With hours remaining, the wardrobe department dug up all the costumes they could find. “This vest is doing quite well!” she remembered someone who said. At 2 p.m., she made her Broadway debut.
âIt was exciting,â she said. “Like we’re 16 and we have to keep the curtain up.”
Aubrey did seven shows in four days, before COVID postponed production until Friday. Soon she will be back on the road with the tour.
But, she adds, “It was a nice little Christmas present for me.”
Alex Weisman – “Harry Potter and the Cursed Child”

Five days before Alex Weisman had his last performance in “Harry Potter and the Cursed Child,” the scenic epic that continues the story of JK Rowling’s books, Broadway closed on March 12, 2020.
“I had made 800 performances of the two-part piece from the original company’s first rehearsal. [in 2018] until closing, âWeisman, 34, told The Post. “I didn’t get my final salvation.”

Then, on December 17th, Hogwarts rang again.
“I have a ‘What is he doing?’ phone call, âthe actor said. A conversation with his agents led him to return to the game as a swing for COVID-related absences 10 days later.
In November, âCursed Childâ returned in a one-part revised version, so Weisman had to adapt.
During a video chat with director Rachel Sterner and movement captain Chelsey Arce, the actor was told of a flurry of new in and out, cut scenes and new choreography.
âI learned this on FaceTime, and when I got to my [in-person] repetition, I just did it, âhe said.
Last week, the actor made five performances overall over three days and is at the theater every day of the show on hold.
âIt was hell on my body,â he said. âIt’s a real training. And it took me until the third performance for my adrenaline and heart rate to catch up with my brain. I haven’t slept for five days.
But, he adds, “stressful as it is, there is a beautiful catharsis for my own journey to find its closure.”
Jeff Kready – “Company”

As Jeff Kready watched his wife Nikki Renée Daniels on stage as Jenny on the opening night of the “Company” musical, he had no idea he would join her a few weeks later.
âIt wasn’t on my radar at all,â said Kready, 39. “I thought it was a wonderful production, but of course my wife was the best.”
A week and a half later, after a performance was canceled due to an illness unrelated to COVID, the producers decided to step up the cast. Kready was asked to be an understudy the next morning.
âMy first thought was, ‘No! I could never do this job! ‘ “Kready said.” Covering 10 roles on a Sondheim show? That’s an absurd amount of work.
But the opportunity to be back on Broadway after a year and a half and do a show with his wife for the first time since they met in 2006 in “Les Miserables” proved too tempting to resist.
He officially starts lining up next week, but is ready to be called up anytime.

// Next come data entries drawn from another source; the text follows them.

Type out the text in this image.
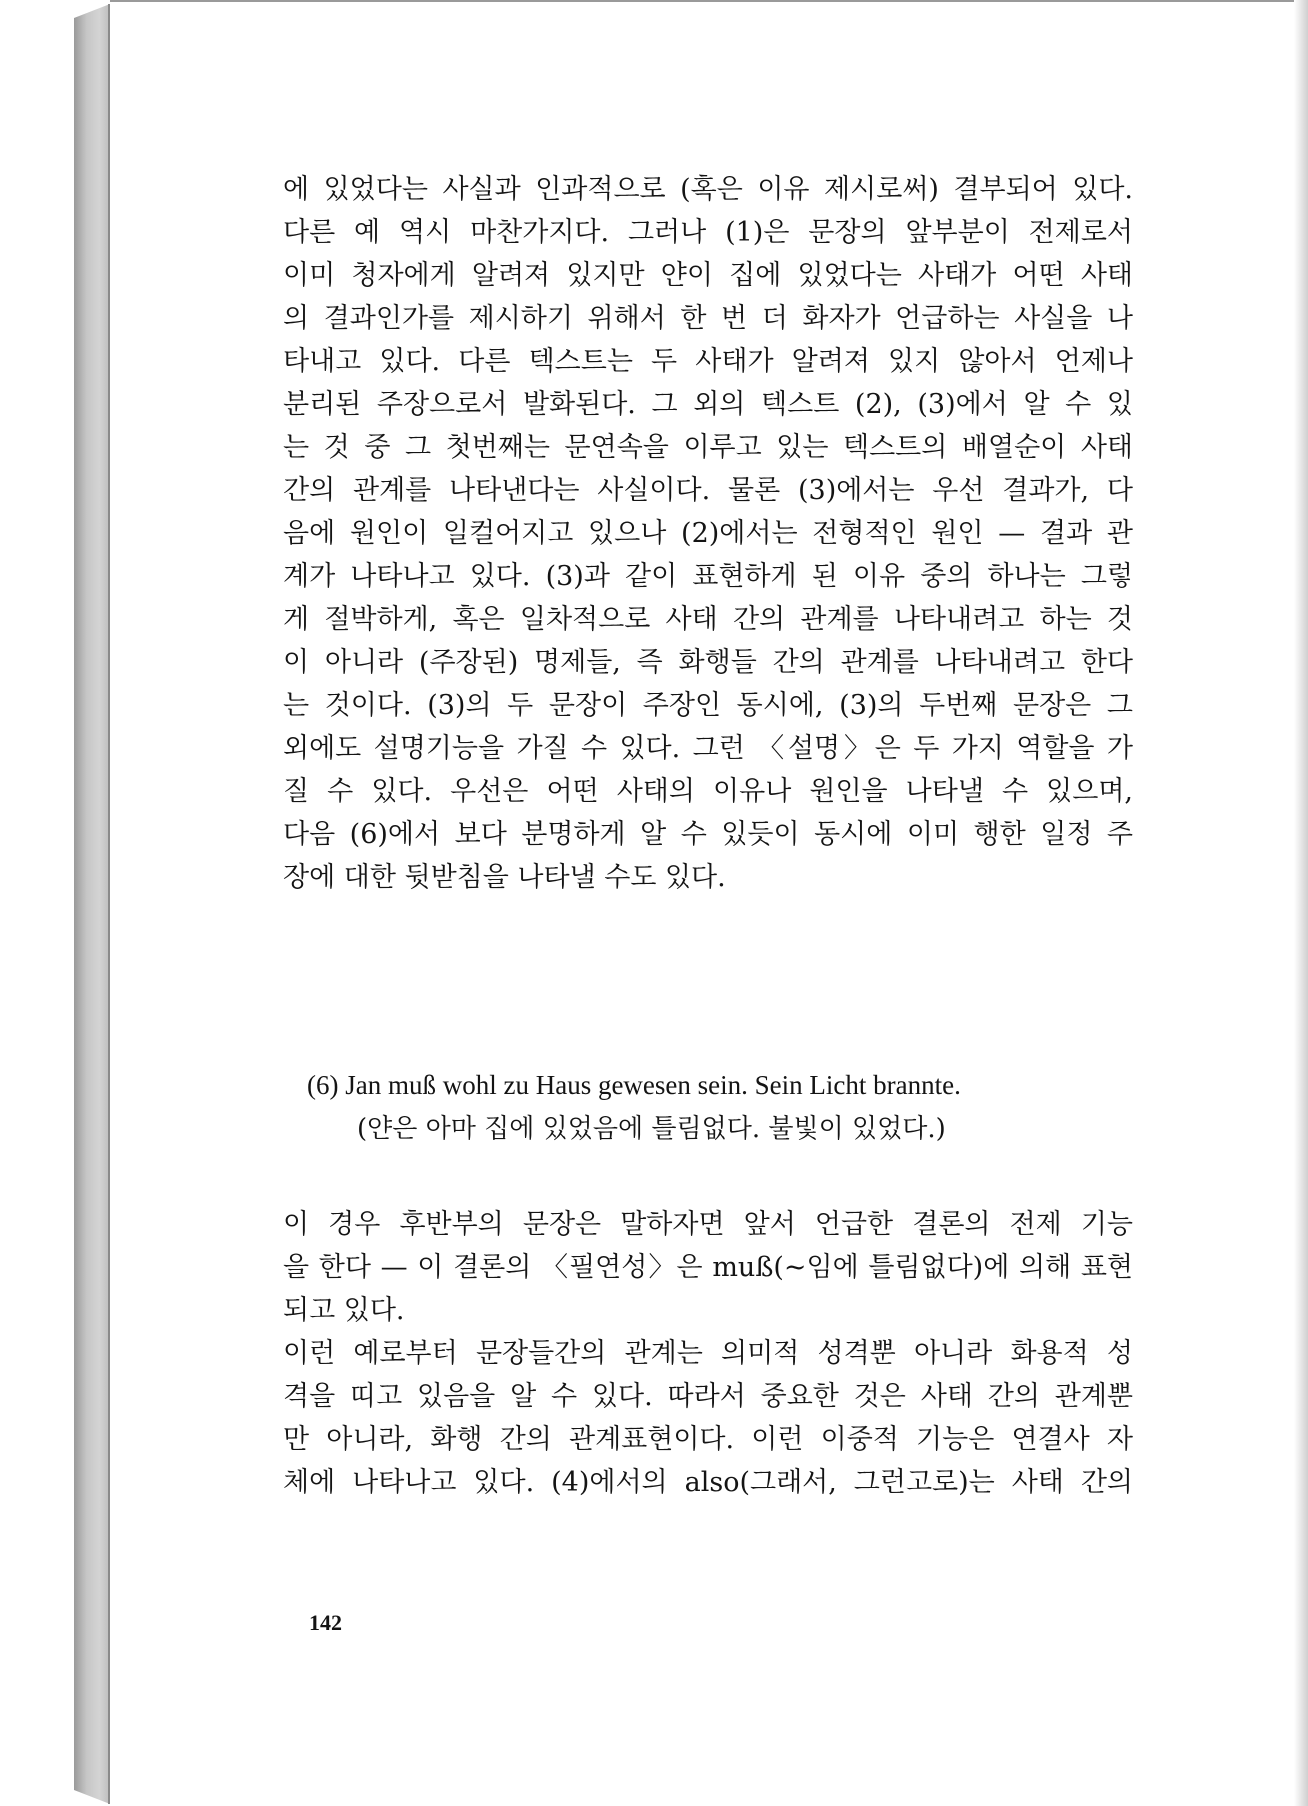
에 있었다는 사실과 인과적으로 (혹은 이유 제시로써) 결부되어 있다.
다른 예 역시 마찬가지다. 그러나 (1)은 문장의 앞부분이 전제로서
이미 청자에게 알려져 있지만 얀이 집에 있었다는 사태가 어떤 사태
의 결과인가를 제시하기 위해서 한 번 더 화자가 언급하는 사실을 나
타내고 있다. 다른 텍스트는 두 사태가 알려져 있지 않아서 언제나
분리된 주장으로서 발화된다. 그 외의 텍스트 (2), (3)에서 알 수 있
는 것 중 그 첫번째는 문연속을 이루고 있는 텍스트의 배열순이 사태
간의 관계를 나타낸다는 사실이다. 물론 (3)에서는 우선 결과가, 다
음에 원인이 일컬어지고 있으나 (2)에서는 전형적인 원인 — 결과 관
계가 나타나고 있다. (3)과 같이 표현하게 된 이유 중의 하나는 그렇
게 절박하게, 혹은 일차적으로 사태 간의 관계를 나타내려고 하는 것
이 아니라 (주장된) 명제들, 즉 화행들 간의 관계를 나타내려고 한다
는 것이다. (3)의 두 문장이 주장인 동시에, (3)의 두번째 문장은 그
외에도 설명기능을 가질 수 있다. 그런 〈설명〉은 두 가지 역할을 가
질 수 있다. 우선은 어떤 사태의 이유나 원인을 나타낼 수 있으며,
다음 (6)에서 보다 분명하게 알 수 있듯이 동시에 이미 행한 일정 주
장에 대한 뒷받침을 나타낼 수도 있다.
(6) Jan muß wohl zu Haus gewesen sein. Sein Licht brannte.
(얀은 아마 집에 있었음에 틀림없다. 불빛이 있었다.)
이 경우 후반부의 문장은 말하자면 앞서 언급한 결론의 전제 기능
을 한다 — 이 결론의 〈필연성〉은 muß(~임에 틀림없다)에 의해 표현
되고 있다.
이런 예로부터 문장들간의 관계는 의미적 성격뿐 아니라 화용적 성
격을 띠고 있음을 알 수 있다. 따라서 중요한 것은 사태 간의 관계뿐
만 아니라, 화행 간의 관계표현이다. 이런 이중적 기능은 연결사 자
체에 나타나고 있다. (4)에서의 also(그래서, 그런고로)는 사태 간의
142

In Sondheim’s musical with notoriously delicate harmonies and lyrics, Kready worked hard to learn all the male roles, and he calls it “highly, hardest job I’ve ever had”. While still absorbing his many roles, Daniels rehearses to play the lead role, Bobbie, in case star Katrina Lenk and others are absent.
The rehearsals were not traditional. Kready trained with the London associate director on Zoom and had large empty rooms to himself when the creatives were sidelined.
âI see it as a challenge that I want to take on,â he said, âwhen everyone is killing each other to bring back Broadway and the arts.â
Kready is excited. There is, however, one role he hopes to play more than any other.
âDavid, who is my wife’s husband on stage,â he said. “I think the first time we can continue together and play opposite each other as husband and wife will be a very special time.”